Folha de S. Paulo


Daniel Alves veio da PQP para disputar mais uma final da Liga dos Campeões

Carl Recine Livepic/Reuters
Daniel Alves treina no Millennium Stadium, em Cardiff (País de Gales); Juventus e Real Madrid decidem o título da Liga dos Campeões, neste sábado
Daniel Alves treina no Millennium Stadium, em Cardiff, antes da final da Liga dos Campeões contra o Real Madrid

Daniel Alves segue um ritual antes de todos os jogos. Durante cinco minutos ele se posiciona em frente ao espelho e esquece todo o resto. Um filme começa a rodar em sua cabeça. O filme de sua vida.

O lateral direito da Juventus, da Itália, vai repetir essa rotina hoje antes de entrar em campo para enfrentar o Real Madrid na final da Liga dos Campeões da Europa.

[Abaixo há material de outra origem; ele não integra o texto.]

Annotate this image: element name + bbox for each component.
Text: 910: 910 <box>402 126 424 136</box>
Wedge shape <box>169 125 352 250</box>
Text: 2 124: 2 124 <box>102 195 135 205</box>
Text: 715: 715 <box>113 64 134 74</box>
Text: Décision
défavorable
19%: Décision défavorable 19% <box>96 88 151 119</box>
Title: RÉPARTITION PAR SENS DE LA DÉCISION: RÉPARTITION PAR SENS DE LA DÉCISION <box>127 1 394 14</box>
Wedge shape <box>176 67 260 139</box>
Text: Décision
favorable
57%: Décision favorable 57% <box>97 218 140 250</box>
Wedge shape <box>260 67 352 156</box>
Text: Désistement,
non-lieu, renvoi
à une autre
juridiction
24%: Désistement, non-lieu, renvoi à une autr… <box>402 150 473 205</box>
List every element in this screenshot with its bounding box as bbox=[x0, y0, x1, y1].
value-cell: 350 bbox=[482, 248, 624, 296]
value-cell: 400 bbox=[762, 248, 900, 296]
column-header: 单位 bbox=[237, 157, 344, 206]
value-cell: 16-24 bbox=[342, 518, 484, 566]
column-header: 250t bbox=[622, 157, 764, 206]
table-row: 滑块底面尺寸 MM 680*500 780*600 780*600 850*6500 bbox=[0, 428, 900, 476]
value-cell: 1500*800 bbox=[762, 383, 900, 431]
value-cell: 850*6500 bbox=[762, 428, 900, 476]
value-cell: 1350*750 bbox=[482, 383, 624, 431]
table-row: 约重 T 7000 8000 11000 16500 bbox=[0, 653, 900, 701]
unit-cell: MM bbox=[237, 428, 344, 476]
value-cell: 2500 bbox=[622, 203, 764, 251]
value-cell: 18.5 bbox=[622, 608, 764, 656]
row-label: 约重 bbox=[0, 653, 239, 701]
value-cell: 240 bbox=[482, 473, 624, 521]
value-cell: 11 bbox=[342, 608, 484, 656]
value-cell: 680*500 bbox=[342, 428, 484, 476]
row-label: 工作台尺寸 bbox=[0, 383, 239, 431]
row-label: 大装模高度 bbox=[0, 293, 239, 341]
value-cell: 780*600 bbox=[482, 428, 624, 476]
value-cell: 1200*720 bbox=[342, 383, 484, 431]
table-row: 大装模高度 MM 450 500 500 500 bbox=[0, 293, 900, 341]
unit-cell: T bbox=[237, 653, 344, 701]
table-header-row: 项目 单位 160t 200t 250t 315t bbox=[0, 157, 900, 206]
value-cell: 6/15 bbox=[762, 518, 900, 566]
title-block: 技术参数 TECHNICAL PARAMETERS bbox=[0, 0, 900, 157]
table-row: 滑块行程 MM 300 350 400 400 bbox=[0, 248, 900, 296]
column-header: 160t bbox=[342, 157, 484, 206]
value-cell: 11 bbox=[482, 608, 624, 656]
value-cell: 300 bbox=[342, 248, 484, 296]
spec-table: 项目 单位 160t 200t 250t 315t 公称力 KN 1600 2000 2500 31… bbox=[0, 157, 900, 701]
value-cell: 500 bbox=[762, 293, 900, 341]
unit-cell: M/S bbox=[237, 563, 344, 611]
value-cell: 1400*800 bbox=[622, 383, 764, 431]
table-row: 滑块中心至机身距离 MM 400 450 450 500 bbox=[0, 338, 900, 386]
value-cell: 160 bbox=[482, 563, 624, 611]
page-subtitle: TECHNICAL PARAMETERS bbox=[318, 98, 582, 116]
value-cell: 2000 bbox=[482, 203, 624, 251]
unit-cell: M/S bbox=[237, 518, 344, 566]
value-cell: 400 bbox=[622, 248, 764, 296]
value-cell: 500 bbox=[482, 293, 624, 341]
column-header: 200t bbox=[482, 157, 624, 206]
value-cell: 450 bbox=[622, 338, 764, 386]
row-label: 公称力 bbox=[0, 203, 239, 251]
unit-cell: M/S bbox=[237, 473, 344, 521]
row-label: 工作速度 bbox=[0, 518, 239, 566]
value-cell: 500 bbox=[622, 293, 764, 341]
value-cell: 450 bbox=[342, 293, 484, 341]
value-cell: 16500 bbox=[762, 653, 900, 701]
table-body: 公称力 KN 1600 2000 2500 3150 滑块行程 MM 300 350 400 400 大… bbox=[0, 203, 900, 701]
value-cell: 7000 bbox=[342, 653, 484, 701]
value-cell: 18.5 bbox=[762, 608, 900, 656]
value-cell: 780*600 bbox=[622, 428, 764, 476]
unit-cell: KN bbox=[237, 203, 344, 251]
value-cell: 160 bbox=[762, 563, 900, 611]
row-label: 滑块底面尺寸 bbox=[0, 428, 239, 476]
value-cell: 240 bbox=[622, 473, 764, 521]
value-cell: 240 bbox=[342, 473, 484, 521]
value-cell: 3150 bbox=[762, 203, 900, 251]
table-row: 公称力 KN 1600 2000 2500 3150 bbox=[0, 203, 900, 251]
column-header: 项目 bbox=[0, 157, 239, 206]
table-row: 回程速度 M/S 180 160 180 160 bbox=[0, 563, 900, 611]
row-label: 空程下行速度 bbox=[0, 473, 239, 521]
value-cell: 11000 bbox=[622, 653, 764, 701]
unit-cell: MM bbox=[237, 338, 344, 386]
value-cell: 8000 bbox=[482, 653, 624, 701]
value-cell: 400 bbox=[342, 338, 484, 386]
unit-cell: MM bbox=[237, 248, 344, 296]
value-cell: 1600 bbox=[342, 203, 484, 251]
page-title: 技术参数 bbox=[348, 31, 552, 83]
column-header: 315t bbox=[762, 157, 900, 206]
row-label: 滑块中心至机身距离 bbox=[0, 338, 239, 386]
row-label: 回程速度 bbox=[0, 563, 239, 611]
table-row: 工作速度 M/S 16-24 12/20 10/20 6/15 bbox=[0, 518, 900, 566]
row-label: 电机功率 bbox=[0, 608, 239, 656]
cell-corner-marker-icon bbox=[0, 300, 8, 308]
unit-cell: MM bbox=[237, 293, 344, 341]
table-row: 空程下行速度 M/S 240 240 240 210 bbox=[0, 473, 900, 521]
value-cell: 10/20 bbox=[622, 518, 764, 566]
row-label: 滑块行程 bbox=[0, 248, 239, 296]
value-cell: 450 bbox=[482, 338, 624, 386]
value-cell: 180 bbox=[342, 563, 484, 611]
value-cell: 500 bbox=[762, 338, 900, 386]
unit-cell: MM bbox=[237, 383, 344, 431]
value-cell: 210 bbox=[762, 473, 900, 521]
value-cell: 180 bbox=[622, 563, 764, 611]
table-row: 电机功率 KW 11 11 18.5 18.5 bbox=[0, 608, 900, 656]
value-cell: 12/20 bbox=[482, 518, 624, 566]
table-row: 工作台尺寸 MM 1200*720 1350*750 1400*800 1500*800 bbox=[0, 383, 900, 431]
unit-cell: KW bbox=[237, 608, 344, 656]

E durante aquele curto espaço de tempo vai lembrar da infância difícil, do pai com um tanque de pesticida para pulverizar a colheita, dos 20 km que separavam sua casa da escola, dos domingos em frente à TV em preto e branco, da academia de futebol, de roubo, de mentira, de ter saído da "PQP" para se tornar um dos jogadores brasileiros mais bem pagos do mundo, colecionar títulos e convocações pela seleção brasileira.

Dani, como é conhecido entre os amigos, deu esse depoimento em primeira pessoa ao site The Players Tribune. Com o título de "O Segredo", o texto desnuda de forma sincera e emocionante as lembranças do jogador. Desafio os machões a conter as lágrimas.

O começo da história de Dani é o mesmo de milhares de meninos que também moram na PQP, mas dificilmente sairão de lá. A PQP, berço de muitos jogadores brasileiros, é quase sempre um lugar na periferia ou longe dos grandes centros urbanos, marcado pela miséria, pela seca, pela falta de expectativa e de oportunidade.

Se na classe média o sonho de muitos meninos hoje é ser youtuber, na pobreza encravada pelo país afora crianças ainda vislumbram no futebol a única chance de deixar a PQP para trás, realizar o sonho de se tornarem craques milionários.

A maioria desses meninos não sabe onde fica Cardiff, nunca ouviu falar na capital galesa, palco da final da Liga dos Campeões, mas, tal qual Daniel Alves, embarcaria no primeiro avião rumo ao desconhecido, ainda mais se alguém dissesse que Cardiff é uma das paradas finais de quem consegue sair da PQP.

A realidade, sabemos, é crua e triste. Quatro em cada cinco jogadores do futebol brasileiro ganham no máximo R$ 1.000, segundo dados divulgados no ano passado pela diretoria de registro e transferência da CBF.

Não é preciso fazer muito esforço para pensar em uma dezena de profissões igualmente mal remuneradas, mas que não alimentam o sonho de deixar para traz pobreza e desigualdade. Pedir dinheiro num cruzamento movimentado é capaz de garantir um ganho bem maior do que esse. Mas há poucas profissões com a magia, a fama e o dinheiro que o futebol tem.

A minha torcida, assim como a de muitos brasileiros, seria para o Real Madrid, em especial por Cristiano Ronaldo. O jogador não é só talentoso, mas carismático, generoso com causas sociais e ainda peita o mundo com irreverência cada vez que é chamado de bicha, como no episódio que envolveu o meia Koke, do Atlético de Madri. "Bicha, mas cheio de dinheiro", respondeu.

Mas é impossível ficar indiferente ao texto de Daniel Alves. Torcer pela Juventus e pela vitória dele é torcer para que milhares de meninos que moram na PQP tenham alguma oportunidade. Para que possam um dia olhar para trás e repetir o que Dani fala em frente ao espelho antes dos jogos: "Mano, eu vim da PQP. E estou aqui agora. É irreal, mas eu estou aqui."